The international rights group said the strikes hit residential areas and called them an “escalation of unlawful attacks against Syria’s civilian population.”
Aleppo, Syria’s largest city, has been the scene of some of the heaviest fighting of the civil war pitting President Bashar Assad’s regime against rebels fighting to oust him.
Rebels quickly seized several neighborhoods in an offensive on the city in July, but the government still controls some districts and the battle has developed into a bloody stalemate, with heavy street fighting that has ruined neighborhoods and forced thousands to flee.
A Human Rights Watch researcher who visited Aleppo last week to inspect the targeted sites, said up to 20 buildings were destroyed in each area hit by a missile.
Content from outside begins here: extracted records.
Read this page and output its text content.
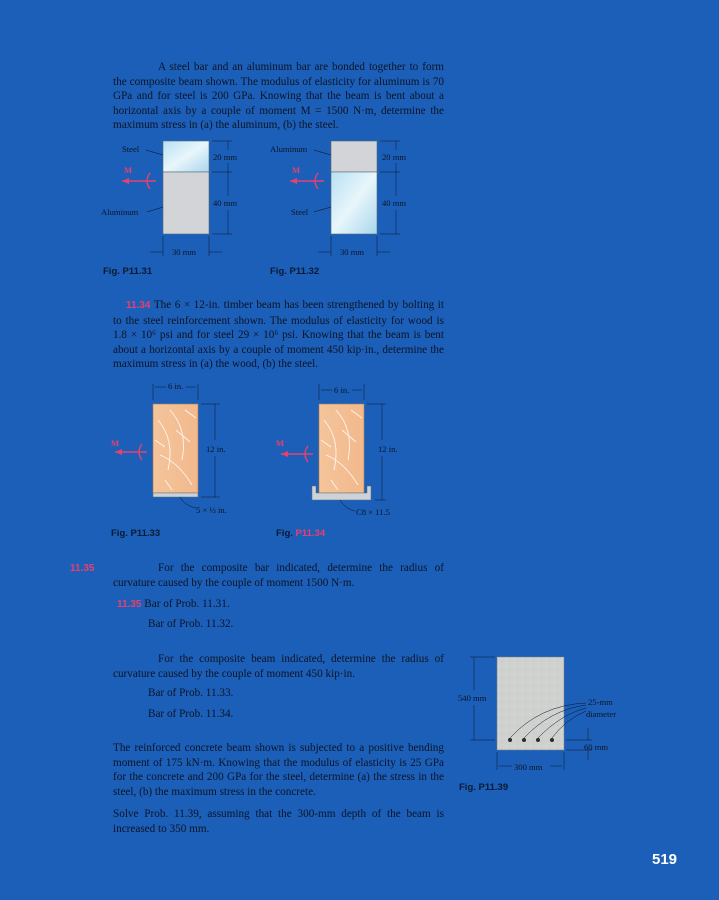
A steel bar and an aluminum bar are bonded together to form the composite beam shown. The modulus of elasticity for aluminum is 70 GPa and for steel is 200 GPa. Knowing that the beam is bent about a horizontal axis by a couple of moment M = 1500 N·m, determine the maximum stress in (a) the aluminum, (b) the steel.
Steel
Aluminum
M
20 mm
40 mm
30 mm
Fig. P11.31
Aluminum
Steel
M
20 mm
40 mm
30 mm
Fig. P11.32
11.34 The 6 × 12-in. timber beam has been strengthened by bolting it to the steel reinforcement shown. The modulus of elasticity for wood is 1.8 × 10⁶ psi and for steel 29 × 10⁶ psi. Knowing that the beam is bent about a horizontal axis by a couple of moment 450 kip·in., determine the maximum stress in (a) the wood, (b) the steel.
6 in.
12 in.
M
5 × ½ in.
Fig. P11.33
6 in.
12 in.
M
C8 × 11.5
Fig. P11.34
11.35	For the composite bar indicated, determine the radius of curvature caused by the couple of moment 1500 N·m.
11.35 Bar of Prob. 11.31.
Bar of Prob. 11.32.
For the composite beam indicated, determine the radius of curvature caused by the couple of moment 450 kip·in.
Bar of Prob. 11.33.
Bar of Prob. 11.34.
The reinforced concrete beam shown is subjected to a positive bending moment of 175 kN·m. Knowing that the modulus of elasticity is 25 GPa for the concrete and 200 GPa for the steel, determine (a) the stress in the steel, (b) the maximum stress in the concrete.
540 mm	25-mm
diameter
60 mm
300 mm
Fig. P11.39
Solve Prob. 11.39, assuming that the 300-mm depth of the beam is increased to 350 mm.
519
There were no signs of any military targets in the residential districts, located in rebel-held parts of Aleppo, said Ole Solvang, the HRW’s researcher.
“Just when you think things can’t get any worse, the Syrian government finds ways to escalate its killing tactics,” Solvang said.
Human rights watch said 71 children were among the 141 people killed in the four missile strikes on three opposition-controlled neighborhoods in eastern Aleppo.
It listed the names of the targeted neighborhoods as Jabal Badro, Tariq al-Bab and Ard al-Hamra. The fourth strike documented by the group was in Tel Rifat, north of Aleppo.